## 128-bits multiply with NumPy

For another on-going project, I needed to do 64-bits x 64-bits to 128-bits multiply, and I needed it in Python. When doing numerical work with Python, I always use NumPy which is a really awesome library. Unfortunately NumPy is heavily biased towards hardware native types, which makes sense for efficiency but did not helped me.

I decided to write my own NumPy-based 64x64->128 routines.

## Some simple maths

The problem with 64x64 using 64-bits types is that it will obviously overflow. To avoid overflowing, we need to decompose the multiply operation into several operations applying to 64-bits types (which are the bigger native types we can use) without overflow. The trick is to multiply and add 32-bits integers using 64-bits integers: that way we know there will be no overflow.

Here is how to decompose a 64x64 multiplication into 32-bits operations:

```  a * b
= ahi|alo * bhi|blo
= (ahi*2^n + alo) * (bhi*2^n + blo)
= (ahi*bhi)*2^(2n) + (ahi*blo)*2^n + (alo*bhi)*2^n + alo*blo
= (ahi*bhi)*2^(2n) + (ahi*blo + alo*bhi)*2^n + alo*blo
```

With:

• `a` the 1st 64-bits integer, `ahi` its 32 higher order bits, `alo` its 32 lower order bits
• `b` the 2nd 64-bits integer, `bhi` its 32 higher order bits, `blo` its 32 lower order bits
• `n` the bit size of the smaller type. In my case n = 32

That's it? Unfortunately no: the terms `ahi*bi`, `ahi*blo`, `alo*bhi` and `alo*blo` won't overflow (32x32->64), but the term `ahi*blo + alo*bhi` can (and will) overflow. We have to decompose it again:

```  ahi*blo + alo*bhi
= mid1 + mid2
= mid1hi|mid1lo + mid2hi|mid2lo
= (mid1hi*2^n + mid1lo) + (mid2hi*2^n + mid2lo)
= (mid1hi+mid2hi)*2^n + mid1lo + mid2lo
```

Looks good. The last issue to deal with is that this middle term `ahi*blo + alo*bhi` is a 64-bits value shifted by 32-bits: its 32 low-order bits must be added to the last term `alo*blo` whereas its 32 high-order bits must be added to the 1st term `ahi*bhi`.

## NumPy implementation

The NumPy implementation just implement what we saw here. As a side-note, I think the fact you can indifferently use NumPy arrays or integers is a testament to the great interface design of NumPy.
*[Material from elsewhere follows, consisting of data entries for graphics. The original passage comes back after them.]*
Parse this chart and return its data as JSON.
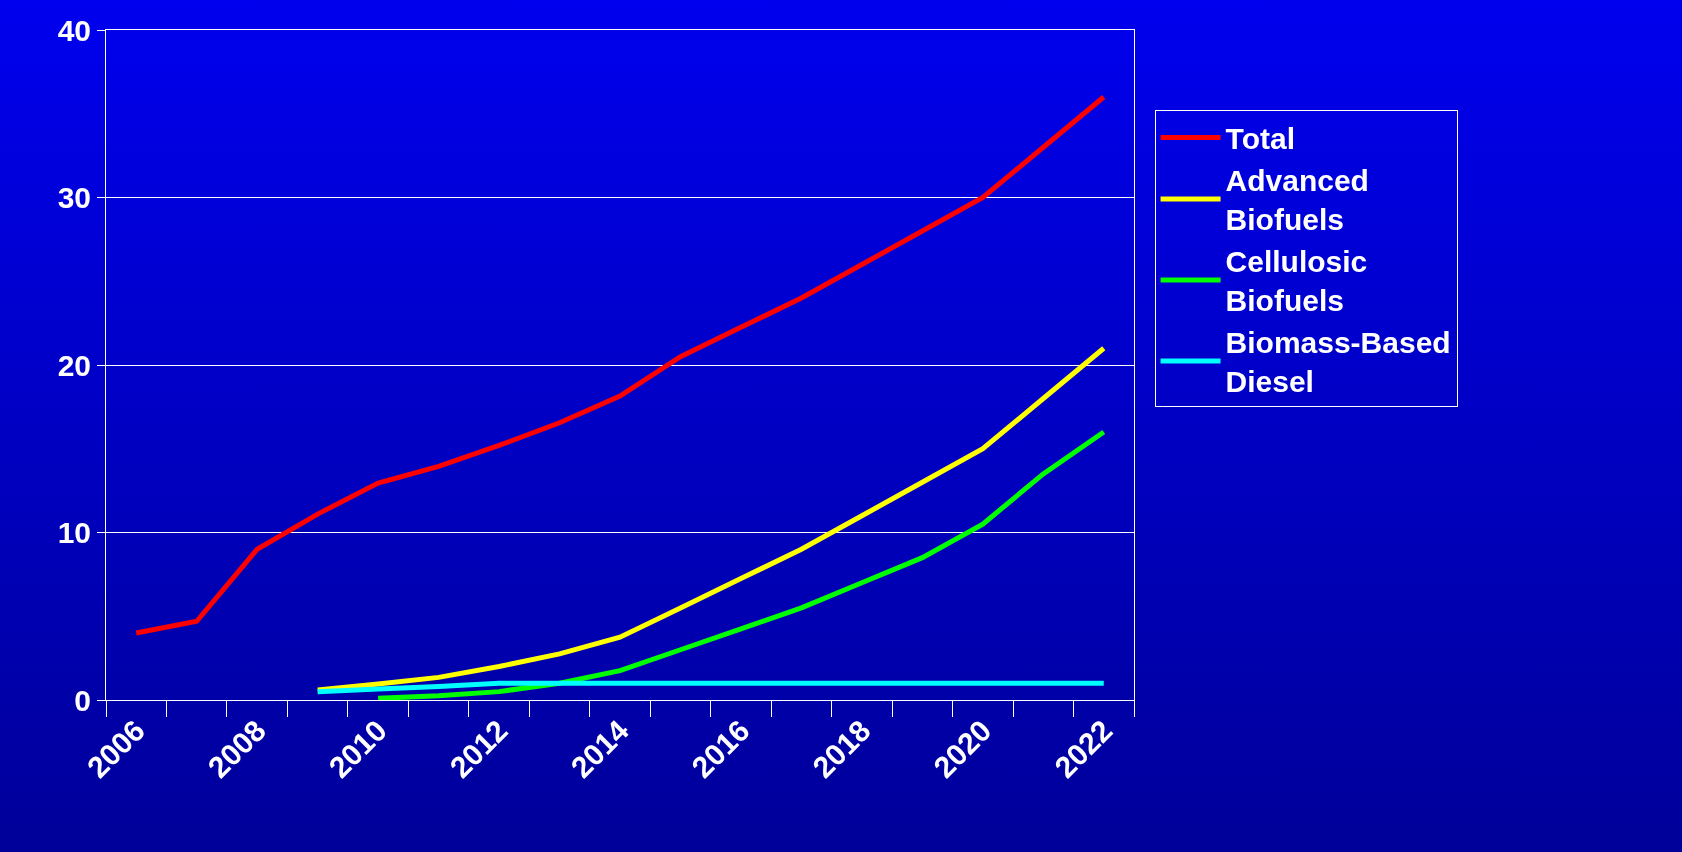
{
  "chart_data": {
    "type": "line",
    "categories": [
      "2006",
      null,
      "2008",
      null,
      "2010",
      null,
      "2012",
      null,
      "2014",
      null,
      "2016",
      null,
      "2018",
      null,
      "2020",
      null,
      "2022"
    ],
    "series": [
      {
        "name": "Total",
        "color": "#ff0000",
        "values": [
          4.0,
          4.7,
          9.0,
          11.1,
          12.95,
          13.95,
          15.2,
          16.55,
          18.15,
          20.5,
          22.25,
          24.0,
          26.0,
          28.0,
          30.0,
          33.0,
          36.0
        ]
      },
      {
        "name": "Advanced Biofuels",
        "color": "#ffff00",
        "values": [
          null,
          null,
          null,
          0.6,
          0.95,
          1.35,
          2.0,
          2.75,
          3.75,
          5.5,
          7.25,
          9.0,
          11.0,
          13.0,
          15.0,
          18.0,
          21.0
        ]
      },
      {
        "name": "Cellulosic Biofuels",
        "color": "#00ff00",
        "values": [
          null,
          null,
          null,
          null,
          0.1,
          0.25,
          0.5,
          1.0,
          1.75,
          3.0,
          4.25,
          5.5,
          7.0,
          8.5,
          10.5,
          13.5,
          16.0
        ]
      },
      {
        "name": "Biomass-Based Diesel",
        "color": "#00ffff",
        "values": [
          null,
          null,
          null,
          0.5,
          0.65,
          0.8,
          1.0,
          1.0,
          1.0,
          1.0,
          1.0,
          1.0,
          1.0,
          1.0,
          1.0,
          1.0,
          1.0
        ]
      }
    ],
    "ylim": [
      0,
      40
    ],
    "yticks": [
      0,
      10,
      20,
      30,
      40
    ],
    "grid": "y",
    "legend": "right",
    "line_style": "solid",
    "marker": "none"
  }
}
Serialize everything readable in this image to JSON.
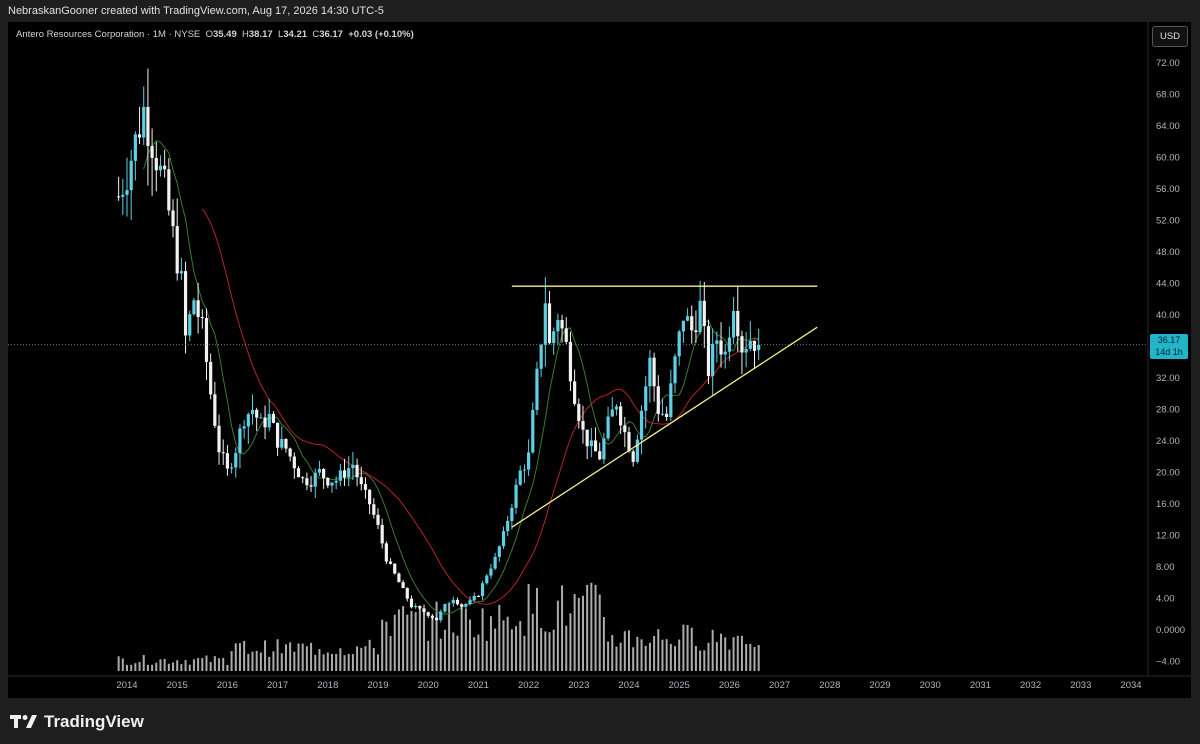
{
  "credit": "NebraskanGooner created with TradingView.com, Aug 17, 2026 14:30 UTC-5",
  "legend": {
    "symbol": "Antero Resources Corporation · 1M · NYSE",
    "open_label": "O",
    "open": "35.49",
    "high_label": "H",
    "high": "38.17",
    "low_label": "L",
    "low": "34.21",
    "close_label": "C",
    "close": "36.17",
    "change": "+0.03 (+0.10%)"
  },
  "currency": "USD",
  "last_price": "36.17",
  "countdown": "14d 1h",
  "brand": "TradingView",
  "colors": {
    "up": "#5fd0e4",
    "down": "#f2f2f2",
    "ma_fast": "#3a7a30",
    "ma_slow": "#b52424",
    "trend": "#f5ef8a",
    "volume": "#e6e6e6",
    "price_tag": "#22b5c9"
  },
  "chart_data": {
    "type": "candlestick",
    "interval": "1M",
    "x_axis_labels": [
      "2014",
      "2015",
      "2016",
      "2017",
      "2018",
      "2019",
      "2020",
      "2021",
      "2022",
      "2023",
      "2024",
      "2025",
      "2026",
      "2027",
      "2028",
      "2029",
      "2030",
      "2031",
      "2032",
      "2033",
      "2034"
    ],
    "y_axis_labels": [
      "72.00",
      "68.00",
      "64.00",
      "60.00",
      "56.00",
      "52.00",
      "48.00",
      "44.00",
      "40.00",
      "32.00",
      "28.00",
      "24.00",
      "20.00",
      "16.00",
      "12.00",
      "8.00",
      "4.00",
      "0.0000",
      "−4.00"
    ],
    "ylim": [
      -5,
      74
    ],
    "price_path": [
      [
        "2013-11",
        55
      ],
      [
        "2014-01",
        58
      ],
      [
        "2014-03",
        62
      ],
      [
        "2014-05",
        66
      ],
      [
        "2014-06",
        64
      ],
      [
        "2014-08",
        60
      ],
      [
        "2014-10",
        56
      ],
      [
        "2014-12",
        50
      ],
      [
        "2015-02",
        44
      ],
      [
        "2015-03",
        37
      ],
      [
        "2015-05",
        42
      ],
      [
        "2015-07",
        38
      ],
      [
        "2015-09",
        30
      ],
      [
        "2015-11",
        23
      ],
      [
        "2016-01",
        20
      ],
      [
        "2016-03",
        23
      ],
      [
        "2016-05",
        27
      ],
      [
        "2016-07",
        28
      ],
      [
        "2016-09",
        26
      ],
      [
        "2016-11",
        27
      ],
      [
        "2017-01",
        24
      ],
      [
        "2017-03",
        23
      ],
      [
        "2017-05",
        21
      ],
      [
        "2017-07",
        19
      ],
      [
        "2017-09",
        19
      ],
      [
        "2017-11",
        20
      ],
      [
        "2018-01",
        19
      ],
      [
        "2018-03",
        19
      ],
      [
        "2018-05",
        20
      ],
      [
        "2018-07",
        21
      ],
      [
        "2018-09",
        18
      ],
      [
        "2018-11",
        16
      ],
      [
        "2019-01",
        13
      ],
      [
        "2019-03",
        9
      ],
      [
        "2019-05",
        7
      ],
      [
        "2019-07",
        5
      ],
      [
        "2019-09",
        3
      ],
      [
        "2019-11",
        2.5
      ],
      [
        "2020-01",
        2
      ],
      [
        "2020-03",
        1.3
      ],
      [
        "2020-05",
        3
      ],
      [
        "2020-07",
        4
      ],
      [
        "2020-09",
        3
      ],
      [
        "2020-11",
        3.5
      ],
      [
        "2021-01",
        4.5
      ],
      [
        "2021-03",
        7
      ],
      [
        "2021-05",
        9
      ],
      [
        "2021-07",
        12
      ],
      [
        "2021-09",
        16
      ],
      [
        "2021-11",
        20
      ],
      [
        "2022-01",
        22
      ],
      [
        "2022-03",
        32
      ],
      [
        "2022-05",
        42
      ],
      [
        "2022-06",
        36
      ],
      [
        "2022-08",
        40
      ],
      [
        "2022-10",
        36
      ],
      [
        "2022-12",
        30
      ],
      [
        "2023-02",
        25
      ],
      [
        "2023-04",
        23
      ],
      [
        "2023-06",
        22
      ],
      [
        "2023-08",
        26
      ],
      [
        "2023-10",
        29
      ],
      [
        "2023-12",
        25
      ],
      [
        "2024-02",
        22
      ],
      [
        "2024-04",
        28
      ],
      [
        "2024-06",
        34
      ],
      [
        "2024-08",
        28
      ],
      [
        "2024-10",
        27
      ],
      [
        "2024-12",
        34
      ],
      [
        "2025-02",
        40
      ],
      [
        "2025-04",
        38
      ],
      [
        "2025-06",
        41
      ],
      [
        "2025-08",
        33
      ],
      [
        "2025-10",
        37
      ],
      [
        "2025-12",
        35
      ],
      [
        "2026-02",
        42
      ],
      [
        "2026-04",
        36
      ],
      [
        "2026-06",
        37
      ],
      [
        "2026-08",
        36.17
      ]
    ],
    "last_bar": {
      "open": 35.49,
      "high": 38.17,
      "low": 34.21,
      "close": 36.17
    },
    "annotations": [
      {
        "type": "horizontal_resistance",
        "y": 43.6,
        "x_start": "2021-09",
        "x_end": "2027-10"
      },
      {
        "type": "rising_trendline",
        "from": [
          "2021-09",
          13
        ],
        "to": [
          "2027-10",
          38.4
        ]
      }
    ]
  }
}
The actual implementation looks a little bit obfuscated, because of optimizations to avoid too many array copies. You can compare it to the more straightforward (and slower) version.

## But why?

OK, I could just have used NumPy with `array(dtype='object')` and use the nice built-in, arbitrary sized, integer Python type. This is true.

On the other hand, this is interesting and this is faster. And in the case of my other project, I can optimize further because I do not need the whole 128-bits result.